Last night's TV - America on a Plate: the Story of the Diner
Alice-Azania Jarvis on a programme that examined an institution of American life
How's this for an idea? You go to America. Go on. Get a nice shiny red car, drive around. Zoom through the streets of Manhattan with the top down, nip south to Nashville.
And eat. Lots and lots of hearty American fare. Diner fare. All the while getting paid for it, because this is work – or it is if you're Stephen Smith, the lucky sod. "On my travels I intend to eat nothing but honest-to-God, home-cooked diner chow," said Smith, if not quite with relish then at least a level of sardonic satisfaction. He has something of the Louis Theroux about him only, in this instance, it's hamburgers he's talking about, not crystal meth. He also says chow a lot. At least four times in the space of an hour. That's quite a lot, isn't it? Chow. As in, "cowboy chow". Or politicians on the election trail visiting diners to "negotiate chow." Chow. There we are, four in one paragraph.

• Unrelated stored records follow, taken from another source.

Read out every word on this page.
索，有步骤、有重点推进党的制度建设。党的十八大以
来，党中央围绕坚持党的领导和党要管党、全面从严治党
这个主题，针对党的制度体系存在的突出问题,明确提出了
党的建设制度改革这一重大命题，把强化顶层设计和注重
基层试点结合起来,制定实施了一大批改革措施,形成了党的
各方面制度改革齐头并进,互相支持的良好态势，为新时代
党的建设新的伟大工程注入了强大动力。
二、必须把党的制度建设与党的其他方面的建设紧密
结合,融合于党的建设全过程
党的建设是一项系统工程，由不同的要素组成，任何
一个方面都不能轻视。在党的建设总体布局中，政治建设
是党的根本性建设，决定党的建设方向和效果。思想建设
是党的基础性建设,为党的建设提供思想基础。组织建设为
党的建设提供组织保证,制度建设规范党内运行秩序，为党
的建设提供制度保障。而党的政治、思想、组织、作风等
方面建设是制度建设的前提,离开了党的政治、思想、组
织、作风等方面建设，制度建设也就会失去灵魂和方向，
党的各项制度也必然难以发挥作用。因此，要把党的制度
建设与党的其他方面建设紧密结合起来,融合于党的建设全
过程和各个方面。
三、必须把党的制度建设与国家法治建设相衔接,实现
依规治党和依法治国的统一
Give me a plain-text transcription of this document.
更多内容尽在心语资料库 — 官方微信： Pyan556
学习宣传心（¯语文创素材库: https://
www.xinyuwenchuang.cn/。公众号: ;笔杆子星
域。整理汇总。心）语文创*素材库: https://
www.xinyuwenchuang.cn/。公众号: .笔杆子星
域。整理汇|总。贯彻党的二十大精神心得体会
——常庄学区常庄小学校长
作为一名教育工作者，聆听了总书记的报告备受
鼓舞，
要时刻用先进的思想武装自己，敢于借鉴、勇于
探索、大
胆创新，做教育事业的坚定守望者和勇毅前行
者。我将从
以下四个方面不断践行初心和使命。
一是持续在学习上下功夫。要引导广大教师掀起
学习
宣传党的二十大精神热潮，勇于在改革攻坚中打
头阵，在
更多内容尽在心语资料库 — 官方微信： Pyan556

Diners are welcoming places, contended Smith in America on a Plate: the Story of the Diner (BBC4). They're also lonely, sad, desperate, attracting drifters and loners long into the night, fireflies to their neon flames, strip-lit havens where stodgy comfort food is doled up in hefty portions with a side order of pathos. Few depictions capture that spirit quite so accurately as Edward Hopper's Nighthawks, a characteristically stylish depiction of a diner late at night, empty but for three customers and their white-hatted waiter. Smith tried to track down the Nighthawks diner, but to no avail.
Still, it's an interpretation repeated time and time again. The diner as a haven has permeated the work of Norman Rockwell, John Updike, and countless film directors over the decades. Smith interviewed Suzanne Vega, she of "Tom's Diner" fame. Rather awkwardly, he got her to sing to her hit back to him while sitting, sure enough, in the diner where it was written (Tom's Restaurant, as it happens). But the most interesting encounter of the trip, really, came when he met participants of the 1960s sit-ins that marked the Southern civil-rights movements. Deprived the right to sit down and eat at lunch counters across the South (but permitted to shop in the general stores to which they were often attached), African-Americans took to non-violent occupations, entering en masse and quietly sitting at the tables. More often than not, they were greeted with legalised violence by the waiting white men. But occasionally, just occasionally, they got to order a burger.